Raman, infrared and NMR spectral analysis, normal coordinate analysis and theoretical calculations of 5-(methylthio)-1,3,4-thiadiazole-2(3H)-thione and its thiol tautomer

Raman (3400-100 cm ¹) and infrared (4000-200 cm ¹) spectra of 5-(methylthio)-1,3,4-thiadiazole-2(3 H)-thione (C₃H₄N₂S₃; MTT) were measured in the solid state, and the ¹H/¹³C NMR spectra were obtained in DMSO-d₆. Initially, twelve structures were proposed as a result of thiol-thione tautomerism and the internal rotation about the C-S bonds. The energies and vibrational frequencies of the optimized structures were calculated using the 6-31G(d) basis set with the methods of MP2 and DFT/B3LYP with Gaussian 98 quantum calculations. Additionally, ¹H/¹³C NMR chemical shifts were predicted for the thiol (structure 5) and thione (structure 9) tautomers by means of B3LYP/6-311+G(d, p) calculations utilizing the GIAO approximation and the PCM solvation model.

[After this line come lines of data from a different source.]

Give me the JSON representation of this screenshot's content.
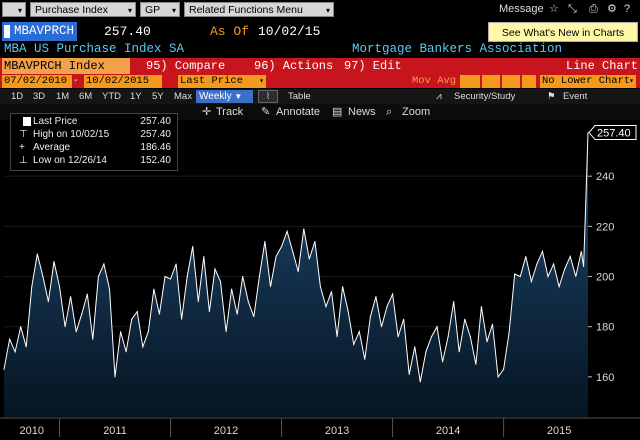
{
  "topbar": {
    "security_menu": "Purchase Index",
    "gp_menu": "GP",
    "related_menu": "Related Functions Menu",
    "message_label": "Message",
    "star_icon": "star-icon",
    "resize_icon": "resize-icon",
    "print_icon": "print-icon",
    "gear_icon": "gear-icon",
    "help_icon": "help-icon"
  },
  "security": {
    "ticker": "MBAVPRCH",
    "last_price": "257.40",
    "as_of_label": "As Of",
    "as_of_date": "10/02/15",
    "whats_new": "See What's New in Charts"
  },
  "description": {
    "name": "MBA US Purchase Index SA",
    "source": "Mortgage Bankers Association"
  },
  "toolbar": {
    "ticker_field": "MBAVPRCH Index",
    "compare": "95) Compare",
    "actions": "96) Actions",
    "edit": "97) Edit",
    "chart_type": "Line Chart"
  },
  "daterow": {
    "start_date": "07/02/2010",
    "end_date": "10/02/2015",
    "field": "Last Price",
    "mov_avg_label": "Mov Avg",
    "lower_chart": "No Lower Chart"
  },
  "periods": [
    "1D",
    "3D",
    "1M",
    "6M",
    "YTD",
    "1Y",
    "5Y",
    "Max"
  ],
  "frequency": "Weekly",
  "table_label": "Table",
  "security_study": "Security/Study",
  "event_label": "Event",
  "tools": {
    "track": "Track",
    "annotate": "Annotate",
    "news": "News",
    "zoom": "Zoom"
  },
  "legend": {
    "rows": [
      {
        "label": "Last Price",
        "value": "257.40"
      },
      {
        "label": "High on 10/02/15",
        "value": "257.40"
      },
      {
        "label": "Average",
        "value": "186.46"
      },
      {
        "label": "Low on 12/26/14",
        "value": "152.40"
      }
    ]
  },
  "colors": {
    "background": "#000000",
    "line": "#ffffff",
    "area_top": "#1f4a73",
    "area_bottom": "#061522",
    "accent_amber": "#f39a1d",
    "toolbar_red": "#c8141c",
    "ticker_blue": "#2a6cd6",
    "desc_cyan": "#5cc8f0"
  },
  "chart_data": {
    "type": "area",
    "title": "",
    "xlabel": "",
    "ylabel": "",
    "ylim": [
      144,
      262
    ],
    "xlim": [
      2010.5,
      2015.76
    ],
    "y_ticks": [
      160,
      180,
      200,
      220,
      240
    ],
    "x_ticks": [
      "2010",
      "2011",
      "2012",
      "2013",
      "2014",
      "2015"
    ],
    "x_tick_pos": [
      2010.75,
      2011.5,
      2012.5,
      2013.5,
      2014.5,
      2015.5
    ],
    "last_value_label": "257.40",
    "x": [
      2010.5,
      2010.55,
      2010.6,
      2010.65,
      2010.7,
      2010.75,
      2010.8,
      2010.85,
      2010.9,
      2010.95,
      2011.0,
      2011.05,
      2011.1,
      2011.15,
      2011.2,
      2011.25,
      2011.3,
      2011.35,
      2011.4,
      2011.45,
      2011.5,
      2011.55,
      2011.6,
      2011.65,
      2011.7,
      2011.75,
      2011.8,
      2011.85,
      2011.9,
      2011.95,
      2012.0,
      2012.05,
      2012.1,
      2012.15,
      2012.2,
      2012.25,
      2012.3,
      2012.35,
      2012.4,
      2012.45,
      2012.5,
      2012.55,
      2012.6,
      2012.65,
      2012.7,
      2012.75,
      2012.8,
      2012.85,
      2012.9,
      2012.95,
      2013.0,
      2013.05,
      2013.1,
      2013.15,
      2013.2,
      2013.25,
      2013.3,
      2013.35,
      2013.4,
      2013.45,
      2013.5,
      2013.55,
      2013.6,
      2013.65,
      2013.7,
      2013.75,
      2013.8,
      2013.85,
      2013.9,
      2013.95,
      2014.0,
      2014.05,
      2014.1,
      2014.15,
      2014.2,
      2014.25,
      2014.3,
      2014.35,
      2014.4,
      2014.45,
      2014.5,
      2014.55,
      2014.6,
      2014.65,
      2014.7,
      2014.75,
      2014.8,
      2014.85,
      2014.9,
      2014.95,
      2015.0,
      2015.05,
      2015.1,
      2015.15,
      2015.2,
      2015.25,
      2015.3,
      2015.35,
      2015.4,
      2015.45,
      2015.5,
      2015.55,
      2015.6,
      2015.65,
      2015.7,
      2015.72,
      2015.74,
      2015.76
    ],
    "values": [
      163,
      175,
      170,
      180,
      172,
      196,
      209,
      200,
      190,
      206,
      196,
      180,
      192,
      178,
      185,
      193,
      175,
      200,
      205,
      195,
      160,
      178,
      170,
      183,
      186,
      172,
      178,
      195,
      185,
      200,
      199,
      205,
      183,
      200,
      212,
      190,
      208,
      186,
      203,
      198,
      178,
      195,
      185,
      200,
      190,
      184,
      200,
      214,
      196,
      208,
      212,
      218,
      210,
      202,
      219,
      207,
      214,
      196,
      188,
      194,
      176,
      196,
      186,
      173,
      178,
      167,
      184,
      192,
      180,
      188,
      193,
      176,
      183,
      161,
      172,
      158,
      170,
      176,
      180,
      166,
      176,
      190,
      170,
      183,
      176,
      165,
      188,
      174,
      181,
      160,
      163,
      178,
      201,
      200,
      208,
      198,
      205,
      210,
      200,
      205,
      196,
      203,
      208,
      200,
      210,
      204,
      230,
      257.4
    ]
  }
}
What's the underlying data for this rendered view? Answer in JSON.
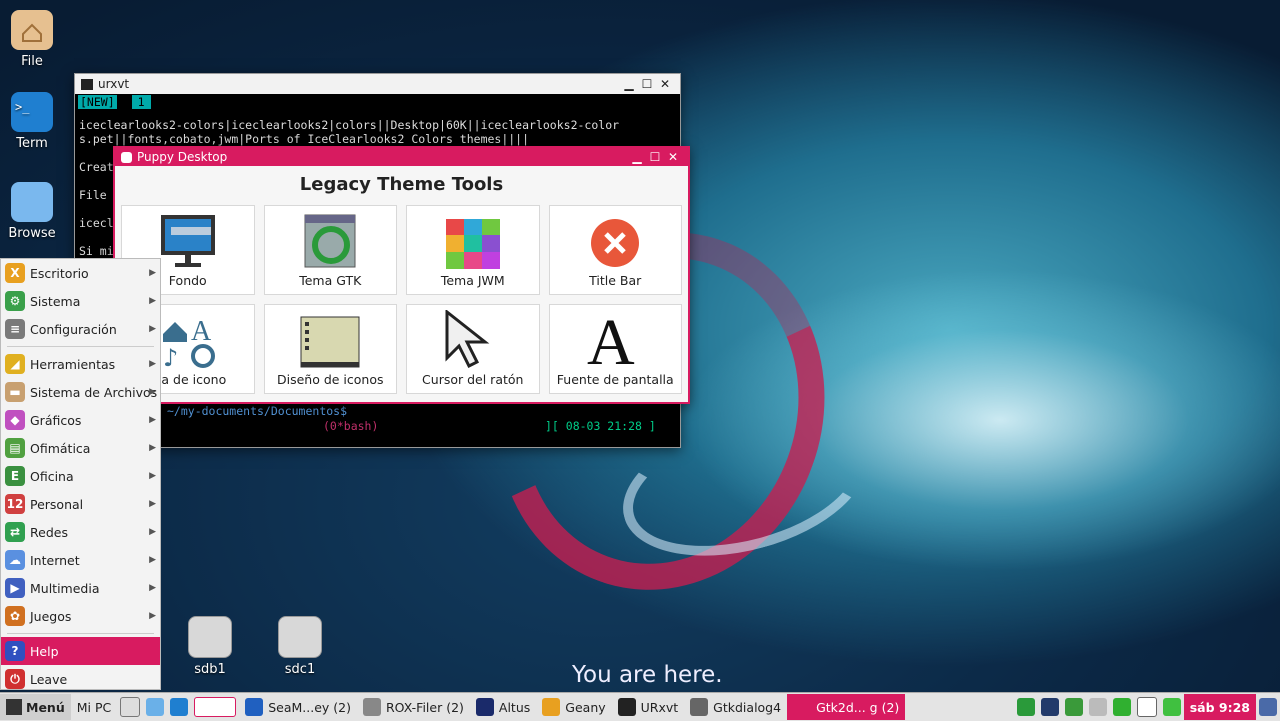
{
  "desktop": {
    "icons": [
      {
        "label": "File",
        "color": "#e6b98a"
      },
      {
        "label": "Term",
        "color": "#1f7fd0"
      },
      {
        "label": "Browse",
        "color": "#6ab0e8"
      }
    ],
    "drives": [
      {
        "label": "sdb1"
      },
      {
        "label": "sdc1"
      }
    ],
    "tagline": "You are here."
  },
  "urxvt": {
    "title": "urxvt",
    "tab_new": "[NEW]",
    "tab_num": "1",
    "lines": [
      "iceclearlooks2-colors|iceclearlooks2|colors||Desktop|60K||iceclearlooks2-color",
      "s.pet||fonts,cobato,jwm|Ports of IceClearlooks2 Colors themes||||",
      "",
      "Creat",
      "",
      "File",
      "",
      "icecl",
      "",
      "Si mi"
    ],
    "prompt": "~/my-documents/Documentos$",
    "status_left": "(0*bash)",
    "status_right": "][ 08-03 21:28 ]"
  },
  "puppy": {
    "title": "Puppy Desktop",
    "heading": "Legacy Theme Tools",
    "tools": [
      {
        "label": "Fondo",
        "icon": "monitor-paint-icon"
      },
      {
        "label": "Tema GTK",
        "icon": "gtk-refresh-icon"
      },
      {
        "label": "Tema JWM",
        "icon": "color-grid-icon"
      },
      {
        "label": "Title Bar",
        "icon": "close-circle-icon"
      },
      {
        "label": "ma de icono",
        "icon": "icon-theme-icon"
      },
      {
        "label": "Diseño de iconos",
        "icon": "icon-layout-icon"
      },
      {
        "label": "Cursor del ratón",
        "icon": "cursor-icon"
      },
      {
        "label": "Fuente de pantalla",
        "icon": "font-icon"
      }
    ]
  },
  "menu": {
    "items": [
      {
        "label": "Escritorio",
        "color": "#e8a020",
        "glyph": "X"
      },
      {
        "label": "Sistema",
        "color": "#3aa04a",
        "glyph": "⚙"
      },
      {
        "label": "Configuración",
        "color": "#7a7a7a",
        "glyph": "≡"
      },
      {
        "label": "Herramientas",
        "color": "#e0b020",
        "glyph": "◢"
      },
      {
        "label": "Sistema de Archivos",
        "color": "#c8a070",
        "glyph": "▬"
      },
      {
        "label": "Gráficos",
        "color": "#c050c0",
        "glyph": "◆"
      },
      {
        "label": "Ofimática",
        "color": "#50a040",
        "glyph": "▤"
      },
      {
        "label": "Oficina",
        "color": "#3a9040",
        "glyph": "E"
      },
      {
        "label": "Personal",
        "color": "#d04040",
        "glyph": "12"
      },
      {
        "label": "Redes",
        "color": "#30a050",
        "glyph": "⇄"
      },
      {
        "label": "Internet",
        "color": "#5a90e0",
        "glyph": "☁"
      },
      {
        "label": "Multimedia",
        "color": "#4060c0",
        "glyph": "▶"
      },
      {
        "label": "Juegos",
        "color": "#d07020",
        "glyph": "✿"
      }
    ],
    "help": "Help",
    "leave": "Leave"
  },
  "taskbar": {
    "menu_label": "Menú",
    "mipc": "Mi PC",
    "tasks": [
      {
        "label": "SeaM...ey (2)",
        "color": "#2060c0"
      },
      {
        "label": "ROX-Filer (2)",
        "color": "#888888"
      },
      {
        "label": "Altus",
        "color": "#1a2a6a"
      },
      {
        "label": "Geany",
        "color": "#e8a020"
      },
      {
        "label": "URxvt",
        "color": "#222222"
      },
      {
        "label": "Gtkdialog4",
        "color": "#666666"
      },
      {
        "label": "Gtk2d... g (2)",
        "color": "#d81b60"
      }
    ],
    "clock": "sáb 9:28",
    "accent": "#d81b60"
  }
}
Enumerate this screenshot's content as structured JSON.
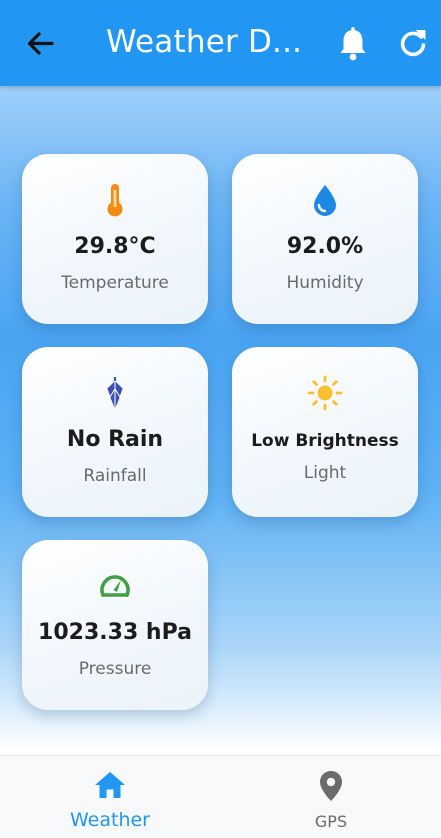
{
  "appbar": {
    "title": "Weather D...",
    "color": "#2196f3",
    "icons": [
      "arrow-back-icon",
      "bell-icon",
      "refresh-icon"
    ]
  },
  "cards": [
    {
      "icon": "thermometer-icon",
      "value": "29.8°C",
      "label": "Temperature",
      "icon_color": "#f28c10"
    },
    {
      "icon": "water-drop-icon",
      "value": "92.0%",
      "label": "Humidity",
      "icon_color": "#1e88e5"
    },
    {
      "icon": "umbrella-icon",
      "value": "No Rain",
      "label": "Rainfall",
      "icon_color": "#3f51b5"
    },
    {
      "icon": "sun-icon",
      "value": "Low Brightness",
      "label": "Light",
      "icon_color": "#fbc02d"
    },
    {
      "icon": "speedometer-icon",
      "value": "1023.33 hPa",
      "label": "Pressure",
      "icon_color": "#43a047"
    }
  ],
  "bottom_nav": {
    "items": [
      {
        "icon": "home-icon",
        "label": "Weather",
        "active": true
      },
      {
        "icon": "location-pin-icon",
        "label": "GPS",
        "active": false
      }
    ],
    "active_color": "#2196f3"
  }
}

After complete relaxation of twelve candidate isomers, the thione tautomer (structure 9) was favored owing to its low energy and its predicted real spectral frequencies. These results agree with the recorded infrared and Raman results, in addition to the observed/calculated ¹H and ¹³C NMR spectra. Aided by normal coordinate analysis and potential energy distributions (PEDs), complete vibrational assignments have been proposed for all observed fundamentals for the thione tautomer. With the aid of MP2/6-31G(d) potential surface scans, CH₃, CH₃S, and SH barriers to internal rotations were estimated with the optimized structural parameters from the MP2 method with the 6-31G(d) basis set. The results are discussed herein and compared with similar model compounds whenever appropriate.